CA Gov. Arnold Schwarzenegger says welfare recipients can no longer use state-issued debit cards at medical marijuana shops, psychics and other businesses “inconsistent with the program.”  That’s really not fair.  If you can’t use welfare dollars to consult a psychic, how are you going to know what lottery numbers to play?


2 PA dentists are offering a candy buyback program to save the teeth of young trick-or-treaters.  They’ll pay $1 a pound and the candy will be sent to US troops in Afghanistan and Iraq.  Children, however, must really want to make sure our soldiers floss, because that’s what they’ve been bringing and dumping at the dentists’ door instead.


TV Land is reuniting Mary Tyler Moore with her 70’s sitcom sidekick Betty White.  She’ll guest star on the second-season premiere of White’s, “Hot in Cleveland.”  Mary agreed to do the show mostly because neither Rhoda nor Phyllis have TV shows right now.

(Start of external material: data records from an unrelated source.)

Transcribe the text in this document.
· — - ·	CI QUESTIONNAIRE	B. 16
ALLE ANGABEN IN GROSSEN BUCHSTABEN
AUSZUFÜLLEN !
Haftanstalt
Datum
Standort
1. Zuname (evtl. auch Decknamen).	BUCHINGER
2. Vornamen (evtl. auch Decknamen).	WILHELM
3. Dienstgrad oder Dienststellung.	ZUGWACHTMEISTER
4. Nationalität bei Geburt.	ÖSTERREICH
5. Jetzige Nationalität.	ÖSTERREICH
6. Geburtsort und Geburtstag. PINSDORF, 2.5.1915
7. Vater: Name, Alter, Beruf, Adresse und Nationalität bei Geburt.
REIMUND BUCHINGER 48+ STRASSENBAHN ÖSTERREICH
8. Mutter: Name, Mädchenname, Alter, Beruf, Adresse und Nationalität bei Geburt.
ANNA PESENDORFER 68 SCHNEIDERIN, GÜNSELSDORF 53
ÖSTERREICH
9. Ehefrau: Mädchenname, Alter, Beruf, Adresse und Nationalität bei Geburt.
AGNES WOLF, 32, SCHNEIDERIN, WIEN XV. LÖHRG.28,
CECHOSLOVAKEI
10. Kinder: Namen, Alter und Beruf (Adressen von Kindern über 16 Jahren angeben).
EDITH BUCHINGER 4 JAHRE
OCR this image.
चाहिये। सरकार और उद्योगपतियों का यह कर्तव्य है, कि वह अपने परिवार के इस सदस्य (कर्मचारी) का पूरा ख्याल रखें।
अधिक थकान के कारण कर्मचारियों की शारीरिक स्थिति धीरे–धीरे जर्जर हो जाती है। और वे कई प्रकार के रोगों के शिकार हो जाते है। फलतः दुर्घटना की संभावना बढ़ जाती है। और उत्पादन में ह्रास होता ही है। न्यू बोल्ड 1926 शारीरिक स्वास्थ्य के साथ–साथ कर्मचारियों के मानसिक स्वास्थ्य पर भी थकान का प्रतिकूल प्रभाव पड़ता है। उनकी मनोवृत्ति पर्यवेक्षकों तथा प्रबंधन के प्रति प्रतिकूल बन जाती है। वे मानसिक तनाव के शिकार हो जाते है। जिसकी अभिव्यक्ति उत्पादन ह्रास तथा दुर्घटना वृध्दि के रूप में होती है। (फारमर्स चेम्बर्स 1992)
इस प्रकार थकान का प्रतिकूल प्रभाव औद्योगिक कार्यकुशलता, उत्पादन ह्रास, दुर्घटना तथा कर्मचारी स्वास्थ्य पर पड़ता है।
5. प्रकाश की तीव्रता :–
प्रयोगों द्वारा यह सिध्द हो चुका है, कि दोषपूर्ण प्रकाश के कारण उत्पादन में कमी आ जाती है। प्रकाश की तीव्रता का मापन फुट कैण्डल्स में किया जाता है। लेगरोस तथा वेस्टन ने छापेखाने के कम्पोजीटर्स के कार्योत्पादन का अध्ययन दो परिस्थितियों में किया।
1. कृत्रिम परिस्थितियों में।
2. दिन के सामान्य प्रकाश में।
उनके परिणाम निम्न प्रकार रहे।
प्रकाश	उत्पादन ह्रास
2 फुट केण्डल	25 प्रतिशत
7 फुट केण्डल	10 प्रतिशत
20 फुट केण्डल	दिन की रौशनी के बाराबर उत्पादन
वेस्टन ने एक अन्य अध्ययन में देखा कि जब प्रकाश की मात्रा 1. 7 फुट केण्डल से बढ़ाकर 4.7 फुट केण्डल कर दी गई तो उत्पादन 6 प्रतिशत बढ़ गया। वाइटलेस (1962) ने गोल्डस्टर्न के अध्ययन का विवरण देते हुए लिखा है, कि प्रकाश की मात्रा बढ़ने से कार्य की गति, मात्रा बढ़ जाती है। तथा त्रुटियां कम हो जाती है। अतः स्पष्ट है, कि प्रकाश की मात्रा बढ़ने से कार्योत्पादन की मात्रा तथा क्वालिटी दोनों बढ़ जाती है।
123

As part of a series of events commemorating the 25th anniversary of its arrival in Japan, Domino’s is set to hire one lucky person to work part time for them at $31,030/hr.  Which is actually what Ted Kennedy was trying to get our minimum wage up to back when he was alive.


In case you didn’t hear, the SF Giants won the World Series.  But ratings were low, and Obama didn’t even call to congratulate the winning team.  Considering he did call Bret Michaels to congratulate him for scoring with Miley Cyrus’ mom, that’s a pretty big dis.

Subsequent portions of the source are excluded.